For 163 years, the Melbourne Cup has been a brutal race. Two miles and for the most fancied horses, heavy weights, on a track that can bake hard in the November sun. Three horses – Gold Trip, Oliver’s final Cup mount Alenquer and Right You Are, one of only two Australian-bred runners – pulled up lame.
Yet this year, like the last year and 2021, there were no catastrophic breakdowns on track, nor any calamitous scenes in the stalls, where in previous years, too many highly priced horses have died. For the Victorian Racing Club and Racing Victoria, the absence of fatalities, combined with a crowd of 84,492 people at Flemington, will bring relief and encouragement that the extra vet checks introduced after the death of Anthony Van Dyck are doing their job.

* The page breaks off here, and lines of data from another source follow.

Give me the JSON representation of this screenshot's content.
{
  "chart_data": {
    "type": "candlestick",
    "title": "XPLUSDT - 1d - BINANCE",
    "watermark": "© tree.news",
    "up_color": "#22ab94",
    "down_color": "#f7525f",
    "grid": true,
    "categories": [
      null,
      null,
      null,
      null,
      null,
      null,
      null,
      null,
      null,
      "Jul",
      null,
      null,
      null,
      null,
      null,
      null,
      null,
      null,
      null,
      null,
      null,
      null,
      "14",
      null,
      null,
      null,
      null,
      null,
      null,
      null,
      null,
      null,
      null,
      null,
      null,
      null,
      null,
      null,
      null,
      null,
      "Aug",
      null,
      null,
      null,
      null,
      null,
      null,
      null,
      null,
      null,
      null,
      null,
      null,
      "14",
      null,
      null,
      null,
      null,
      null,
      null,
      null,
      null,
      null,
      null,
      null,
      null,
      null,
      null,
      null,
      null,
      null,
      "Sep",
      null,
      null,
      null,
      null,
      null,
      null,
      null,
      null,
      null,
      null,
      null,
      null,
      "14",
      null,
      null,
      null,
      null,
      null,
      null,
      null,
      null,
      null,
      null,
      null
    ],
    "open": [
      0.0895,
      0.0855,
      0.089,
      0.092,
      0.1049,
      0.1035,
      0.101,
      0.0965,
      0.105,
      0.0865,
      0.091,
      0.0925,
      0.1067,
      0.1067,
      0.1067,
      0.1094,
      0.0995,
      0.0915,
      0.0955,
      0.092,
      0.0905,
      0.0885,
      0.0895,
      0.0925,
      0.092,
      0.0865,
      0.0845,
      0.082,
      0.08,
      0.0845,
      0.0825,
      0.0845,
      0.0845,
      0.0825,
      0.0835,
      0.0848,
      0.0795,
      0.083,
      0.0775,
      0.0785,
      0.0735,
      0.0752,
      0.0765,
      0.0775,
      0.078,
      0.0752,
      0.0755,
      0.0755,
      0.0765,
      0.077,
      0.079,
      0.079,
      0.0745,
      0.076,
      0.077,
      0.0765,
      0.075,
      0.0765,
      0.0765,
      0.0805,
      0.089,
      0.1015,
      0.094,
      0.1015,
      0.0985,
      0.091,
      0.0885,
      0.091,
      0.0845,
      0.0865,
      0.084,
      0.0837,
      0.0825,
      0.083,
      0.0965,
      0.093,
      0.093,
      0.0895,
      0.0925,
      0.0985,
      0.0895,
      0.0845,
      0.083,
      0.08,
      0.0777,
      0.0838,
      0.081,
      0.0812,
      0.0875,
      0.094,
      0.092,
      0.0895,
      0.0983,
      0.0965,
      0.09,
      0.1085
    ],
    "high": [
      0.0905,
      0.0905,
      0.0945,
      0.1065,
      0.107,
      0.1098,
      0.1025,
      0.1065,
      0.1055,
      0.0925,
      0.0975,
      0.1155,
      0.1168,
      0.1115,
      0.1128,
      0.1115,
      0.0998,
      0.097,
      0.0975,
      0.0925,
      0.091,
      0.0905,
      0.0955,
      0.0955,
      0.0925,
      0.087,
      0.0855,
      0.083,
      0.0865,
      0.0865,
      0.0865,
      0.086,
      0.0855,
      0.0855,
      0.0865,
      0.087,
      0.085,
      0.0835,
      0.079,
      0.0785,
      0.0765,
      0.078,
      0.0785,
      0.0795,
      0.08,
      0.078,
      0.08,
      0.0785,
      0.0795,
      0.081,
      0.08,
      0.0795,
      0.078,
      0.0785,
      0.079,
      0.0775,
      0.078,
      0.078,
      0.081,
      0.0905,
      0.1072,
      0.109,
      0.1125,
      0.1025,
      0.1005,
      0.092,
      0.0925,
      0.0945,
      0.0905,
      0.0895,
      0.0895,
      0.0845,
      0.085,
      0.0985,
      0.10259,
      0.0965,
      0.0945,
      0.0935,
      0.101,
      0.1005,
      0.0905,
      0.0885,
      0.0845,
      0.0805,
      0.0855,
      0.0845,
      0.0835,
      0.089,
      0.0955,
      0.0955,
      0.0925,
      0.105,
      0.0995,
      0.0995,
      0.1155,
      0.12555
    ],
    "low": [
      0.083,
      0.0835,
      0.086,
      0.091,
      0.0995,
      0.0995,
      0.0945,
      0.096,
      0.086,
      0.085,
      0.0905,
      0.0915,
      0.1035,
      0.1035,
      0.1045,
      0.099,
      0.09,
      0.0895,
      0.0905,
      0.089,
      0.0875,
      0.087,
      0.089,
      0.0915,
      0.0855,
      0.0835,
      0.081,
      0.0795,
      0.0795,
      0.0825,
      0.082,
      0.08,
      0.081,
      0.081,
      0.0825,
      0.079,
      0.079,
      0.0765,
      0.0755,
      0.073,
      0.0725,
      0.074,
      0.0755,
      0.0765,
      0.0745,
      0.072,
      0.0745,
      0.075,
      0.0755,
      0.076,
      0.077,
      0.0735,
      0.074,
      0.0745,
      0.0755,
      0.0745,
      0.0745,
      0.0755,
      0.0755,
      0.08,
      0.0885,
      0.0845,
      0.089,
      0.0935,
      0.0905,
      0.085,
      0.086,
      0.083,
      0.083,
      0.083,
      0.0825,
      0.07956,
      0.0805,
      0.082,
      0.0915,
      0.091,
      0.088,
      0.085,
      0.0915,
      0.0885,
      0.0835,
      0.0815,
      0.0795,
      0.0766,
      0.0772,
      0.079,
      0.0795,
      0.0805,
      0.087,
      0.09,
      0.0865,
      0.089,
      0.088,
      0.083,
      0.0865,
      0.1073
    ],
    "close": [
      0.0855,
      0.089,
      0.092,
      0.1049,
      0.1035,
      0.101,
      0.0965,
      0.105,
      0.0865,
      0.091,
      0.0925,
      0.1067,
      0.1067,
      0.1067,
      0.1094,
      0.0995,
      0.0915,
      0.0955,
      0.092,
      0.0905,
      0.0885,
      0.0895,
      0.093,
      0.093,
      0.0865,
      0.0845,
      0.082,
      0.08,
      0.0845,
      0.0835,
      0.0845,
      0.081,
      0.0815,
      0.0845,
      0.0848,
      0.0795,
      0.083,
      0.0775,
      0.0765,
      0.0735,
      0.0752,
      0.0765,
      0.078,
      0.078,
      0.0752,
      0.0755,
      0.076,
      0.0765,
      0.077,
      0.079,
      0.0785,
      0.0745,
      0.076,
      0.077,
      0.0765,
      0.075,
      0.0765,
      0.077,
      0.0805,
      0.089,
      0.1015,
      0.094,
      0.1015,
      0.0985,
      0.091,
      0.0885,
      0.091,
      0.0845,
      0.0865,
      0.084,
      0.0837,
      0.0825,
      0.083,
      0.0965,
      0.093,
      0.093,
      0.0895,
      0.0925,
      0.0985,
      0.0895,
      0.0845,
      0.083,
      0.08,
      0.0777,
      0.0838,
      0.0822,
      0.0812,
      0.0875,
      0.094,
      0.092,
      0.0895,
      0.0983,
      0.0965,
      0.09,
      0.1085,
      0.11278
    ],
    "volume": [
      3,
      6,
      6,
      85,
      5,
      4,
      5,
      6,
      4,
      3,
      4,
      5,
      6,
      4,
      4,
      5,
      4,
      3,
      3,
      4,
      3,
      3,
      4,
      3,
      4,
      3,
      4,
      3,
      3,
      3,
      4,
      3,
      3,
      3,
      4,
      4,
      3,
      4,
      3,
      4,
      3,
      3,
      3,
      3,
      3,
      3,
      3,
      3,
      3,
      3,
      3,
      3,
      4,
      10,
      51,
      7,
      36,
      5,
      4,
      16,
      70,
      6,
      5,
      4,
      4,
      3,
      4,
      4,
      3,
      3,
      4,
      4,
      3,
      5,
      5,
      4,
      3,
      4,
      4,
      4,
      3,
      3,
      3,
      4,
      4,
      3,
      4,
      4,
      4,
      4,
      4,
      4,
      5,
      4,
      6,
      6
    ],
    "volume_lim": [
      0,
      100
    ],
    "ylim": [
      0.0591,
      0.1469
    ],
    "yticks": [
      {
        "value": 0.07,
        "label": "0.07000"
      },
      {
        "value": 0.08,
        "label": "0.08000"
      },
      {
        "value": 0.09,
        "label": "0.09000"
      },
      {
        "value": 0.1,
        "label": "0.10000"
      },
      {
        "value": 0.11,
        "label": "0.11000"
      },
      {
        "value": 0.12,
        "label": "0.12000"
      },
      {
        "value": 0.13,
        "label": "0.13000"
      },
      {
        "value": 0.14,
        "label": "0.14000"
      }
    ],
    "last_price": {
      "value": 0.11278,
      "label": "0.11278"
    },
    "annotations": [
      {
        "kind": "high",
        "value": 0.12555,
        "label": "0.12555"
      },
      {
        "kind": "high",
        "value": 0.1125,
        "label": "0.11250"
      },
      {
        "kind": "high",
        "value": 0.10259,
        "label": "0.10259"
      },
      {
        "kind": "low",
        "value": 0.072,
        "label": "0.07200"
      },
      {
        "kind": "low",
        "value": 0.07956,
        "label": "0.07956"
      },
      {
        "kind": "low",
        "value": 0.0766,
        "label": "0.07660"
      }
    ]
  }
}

Mark Zahra gets a kiss from wife Elyse after winning the Melbourne Cup as he lifts the trophy with trainer Sam Freedman.Credit: Eddie Jim
The right choices.
It took His Highness Sheikh Mohammed bin Rashid Al Maktoum, with all the riches of Dubai’s ruling family and his world-beating Godolphin stable of horses, 30 years to win the Melbourne Cup. It has taken Sheikh Mohammed Obaid Al Maktoum, a member of the same family, just one go.
The right choices and a bit of luck.
The night before this Melbourne Cup, Mark Zahra slept in the guest bedroom. He hadn’t argued with Elyse – he just prefers the bed in the spare room to the one they share.
While her husband slept, Elyse stared at the night, hoping it wouldn’t rain. There were thunderstorms forecast to sweep over Flemington some time Tuesday and a Mark and Elyse both knew a heavy track at race time would suit Gold Trip and not Without A Fight.
“I don’t pray but I went to bed and I was like, ‘Please don’t rain, please don’t rain, please don’t rain’,” she said.
Melbourne weather is beyond the control of even billionaire sheikhs. This Cup Day, the skies threatened but never unloaded. “I told you so,” Zahra shouted as he galloped into history. “I knew I picked the right horse!”